Figure 6a shows that the MCCP systems with rectangular and circular sieves achieved capture efficiencies of 32.4 ± 7.2% and 75.5 ± 5.1%, respectively, for Hela-GFP in tube 2, and 44.4 ± 9.0% and 89.4 ± 6.0%, respectively, for Hela-RFP in tube 3. The circular sieve outperformed its rectangular counterpart in the capture efficiency with about 133% for the Hela-GFP and about 101% for Hela-RFP. It is worth noting that the capture efficiency of the Hela-RFP was higher than that of the Hela-GFP with both kinds of microsieves. The action of the magnetic field contributes to this capture efficiency difference. During the injection of the sample under the magnetic field, the Hela-RFP cells labeled with MNPs are attracted to the silicon surface. They are less likely squeezing through the pores with buffer stream, compared to the Hela-GFP cells. Meanwhile, purity is defined as the number of the S cells captured divided by the total number of cells captured in each tube, as shown in Equation (2). Equation (3) defines the enrichment, which describes the increase in the ratio of the target cells to the background cells before and after the sample was introduced into the device. Figure 6b,c show that the MCCP system for the sorting of target cells can achieve 93.5 ± 9.3% purity and 62-fold enrichment with rectangular sieves and 97.5 ± 3.6% purity and 66-fold enrichment with rectangular sieves.

Figure 6

Separation yield of Hela-GFP and Hela-RFP with rectangular and circular sieves from the samples at a constant flow rate of 2 μL/s: capture efficiency (a), purity (b), and enrichment (c). The error bars represent the standard deviation for n = 5.

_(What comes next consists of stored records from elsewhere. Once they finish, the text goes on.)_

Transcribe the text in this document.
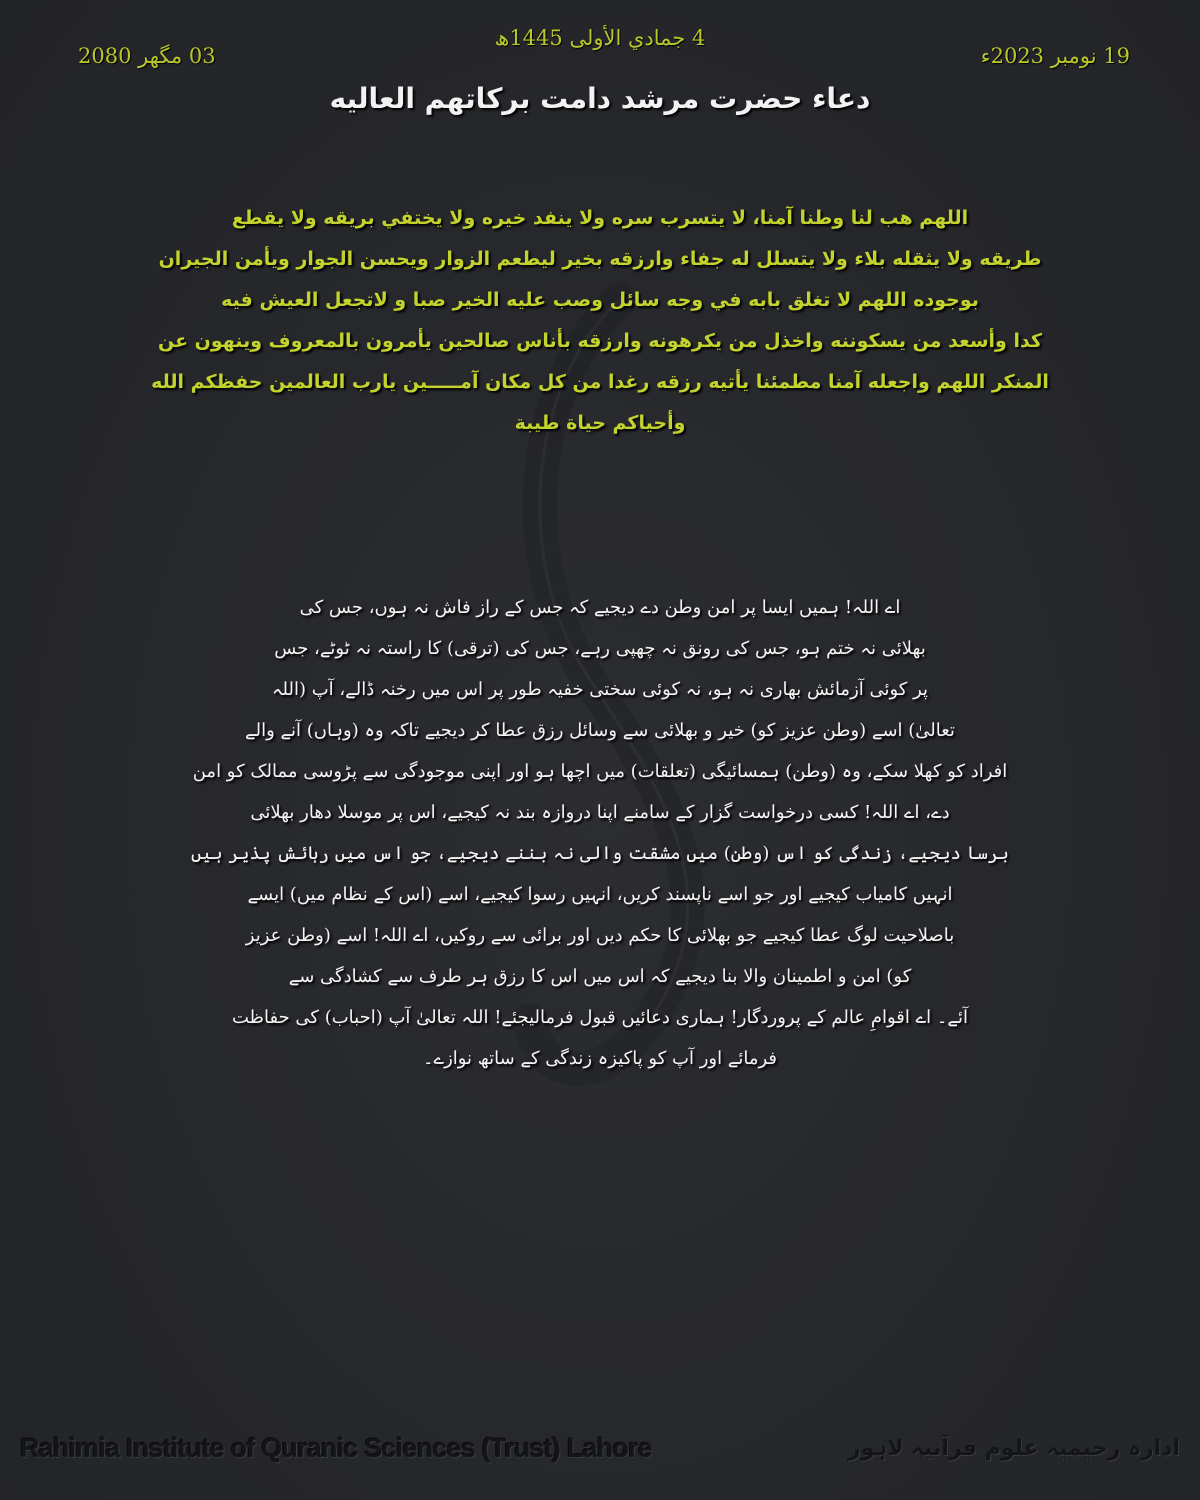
4 جمادي الأولى 1445ھ
03 مگھر 2080	19 نومبر 2023ء
دعاء حضرت مرشد دامت برکاتهم العاليه
اللهم هب لنا وطنا آمنا، لا يتسرب سره ولا ينفد خيره ولا يختفي بريقه ولا يقطع
طريقه ولا يثقله بلاء ولا يتسلل له جفاء وارزقه بخير ليطعم الزوار ويحسن الجوار ويأمن الجيران
بوجوده اللهم لا تغلق بابه في وجه سائل وصب عليه الخير صبا و لاتجعل العيش فيه
كدا وأسعد من يسكوننه واخذل من يكرهونه وارزقه بأناس صالحين يأمرون بالمعروف وينهون عن
المنكر اللهم واجعله آمنا مطمئنا يأتيه رزقه رغدا من كل مكان آمـــــين يارب العالمين حفظكم الله
وأحياكم حياة طيبة
اے اللہ! ہمیں ایسا پر امن وطن دے دیجیے کہ جس کے راز فاش نہ ہوں، جس کی
بھلائی نہ ختم ہو، جس کی رونق نہ چھپی رہے، جس کی (ترقی) کا راستہ نہ ٹوٹے، جس
پر کوئی آزمائش بھاری نہ ہو، نہ کوئی سختی خفیہ طور پر اس میں رخنہ ڈالے، آپ (اللہ
تعالیٰ) اسے (وطن عزیز کو) خیر و بھلائی سے وسائل رزق عطا کر دیجیے تاکہ وہ (وہاں) آنے والے
افراد کو کھلا سکے، وہ (وطن) ہمسائیگی (تعلقات) میں اچھا ہو اور اپنی موجودگی سے پڑوسی ممالک کو امن
دے، اے اللہ! کسی درخواست گزار کے سامنے اپنا دروازہ بند نہ کیجیے، اس پر موسلا دھار بھلائی
برسا دیجیے، زندگی کو اس (وطن) میں مشقت والی نہ بننے دیجیے، جو اس میں رہائش پذیر ہیں
انہیں کامیاب کیجیے اور جو اسے ناپسند کریں، انہیں رسوا کیجیے، اسے (اس کے نظام میں) ایسے
باصلاحیت لوگ عطا کیجیے جو بھلائی کا حکم دیں اور برائی سے روکیں، اے اللہ! اسے (وطن عزیز
کو) امن و اطمینان والا بنا دیجیے کہ اس میں اس کا رزق ہر طرف سے کشادگی سے
آئے۔ اے اقوامِ عالم کے پروردگار! ہماری دعائیں قبول فرمالیجئے! اللہ تعالیٰ آپ (احباب) کی حفاظت
فرمائے اور آپ کو پاکیزہ زندگی کے ساتھ نوازے۔
Rahimia Institute of Quranic Sciences (Trust) Lahore	ادارہ رحیمیہ علوم قرآنیہ لاہور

Figure 7 shows the bright field and the fluorescent images of cells under the microscope of the original sample and the samples collected in the tubes. The sample solution of each tube was centrifuged, then the supernatant was removed, leaving 0.5 mL of solution. A pipette was then used to resuspend the cells for further observation under a fluorescence microscope. Cells seen in tube 1 are due to the deformation of the cell and cell damages. The rectangular pore increases the deformation of the cell in the longitudinal direction to allow more cell penetrations. It also increases cell contact stress, leading to more cell damage and losses compared to a circular system. In addition, the action of the magnetic field contributes to fewer losses of the magnetically labeled Hela-RFP cells. Labeled cells were pinned to the sieve surface and were less likely squeezing through the pores with the buffer stream. Tube 2 is meant to collect Hela-GFP, although a small number of Hela-RFP cells could be seen in tube 2 due to the insufficient magnetic force of MNPs-labeled cells. Due to less cell damage and losses for the circular sieve in the sample injection process, it captured more and purer GFP-Hela in tube 2. Moreover, Hela-RFP cells captured in tube 3 with circular sieve outnumbered its rectangular counterpart while preserving structural integrity, as shown in Figure 7. These direct comparisons between the two pore geometries microsieve systems clearly demonstrate that circular microsieves outperform the rectangular counterparts for enriching and purifying the target cells, with a slight difference in porosity. Based on this study, the other transitional microsieve geometries aspect ratio should be optimized to avoid edge-cut damage and cell losses.

Figure 7

Bright field and fluorescence images of cells of the original sample and the samples collected in the tubes with rectangular and circular microsieve.

4. Conclusions

In this paper, we compared the geometry influence of the microsieves to the cell sorting efficiency and cell damage of the MCCP system, with constant pressure and constant flow conditions. With the circular sieve, the target cell isolation can be achieved with a purity of about 97% and enrichment of 66-fold. Notably, the MCCP system with the circular sieve outperformed its rectangular counterpart in the capture efficiency with about 101% for the target cells with a constant flow rate of up to 2 μL/s. These findings can assist the design and fabrication of the next generation of microsieves that fulfill lower cellular damage, higher volume throughput, and higher separation yield requirements. For the enrichment of the target cells, circular microsieves are recommended to be used in the MCCP due to cell retention and capture efficiency benefits.